Home ›› 01 Oct 2021 ›› World Biz
China’s electric carmakers are darting into Europe, hoping to catch traditional auto giants cold and seize a slice of a market supercharged by the continent’s drive towards zero emissions.
Nio Inc, among a small group of challengers, launches its ES8 electric SUV in Oslo on Thursday - the first foray outside China for a company that is virtually unheard of in Europe even though it’s valued at about $57 billion.
Other brands unfamiliar to many Europeans that have started selling or plan to sell cars on the continent include Aiways, BYD’s Tang, SAIC’s
MG, Dongfeng’s VOYAH, and Great Wall’s ORA.
Yet Europe, a crowded, competitive car market dominated by famous brands, has proved elusive for Chinese carmakers in the past. They made strategic slips and also contended with a perception that China, long associated with cheap mass-production, could not compete on quality.

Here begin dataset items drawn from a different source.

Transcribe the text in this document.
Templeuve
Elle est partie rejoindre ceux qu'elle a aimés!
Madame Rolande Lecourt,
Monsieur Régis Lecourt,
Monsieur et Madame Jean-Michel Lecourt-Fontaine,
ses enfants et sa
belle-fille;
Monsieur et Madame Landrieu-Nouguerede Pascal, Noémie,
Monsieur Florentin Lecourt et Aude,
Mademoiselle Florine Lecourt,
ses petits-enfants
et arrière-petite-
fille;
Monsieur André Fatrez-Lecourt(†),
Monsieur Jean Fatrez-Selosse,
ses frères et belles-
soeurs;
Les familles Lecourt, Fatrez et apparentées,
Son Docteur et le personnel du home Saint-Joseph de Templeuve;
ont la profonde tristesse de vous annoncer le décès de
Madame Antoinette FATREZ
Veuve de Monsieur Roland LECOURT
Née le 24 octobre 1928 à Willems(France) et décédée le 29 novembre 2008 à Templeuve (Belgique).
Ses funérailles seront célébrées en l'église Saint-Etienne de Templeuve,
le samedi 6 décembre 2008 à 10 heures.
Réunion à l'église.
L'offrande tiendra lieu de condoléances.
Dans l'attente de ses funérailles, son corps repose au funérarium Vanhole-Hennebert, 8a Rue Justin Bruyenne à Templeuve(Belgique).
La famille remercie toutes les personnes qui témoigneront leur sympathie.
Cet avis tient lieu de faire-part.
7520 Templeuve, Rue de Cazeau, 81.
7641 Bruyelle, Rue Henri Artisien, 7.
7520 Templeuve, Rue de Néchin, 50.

Indeed, Nio Chief Executive William Li told Reuters he foresees a long road to success in a mature market where it is “very difficult to be successful”.
Chinese carmakers may need up to a decade to “gain a firm foothold” in Europe, the billionaire entrepreneur said - a forecast echoed by He Xiaopeng, CEO of electric vehicle (EV) maker Xpeng who told Reuters his company needs 10 years “to lay a good foundation” on the continent.
These new players, many of which have only ever made electric vehicles, believe they have a window of opportunity to finally crack the lucrative market.
While electric car sales in the European Union more than doubled last year and jumped 130 per cent in the first half of this year, traditional
manufacturers are still gradually shifting their large vehicle ranges over to electric and have yet to flood the thirsty market with models.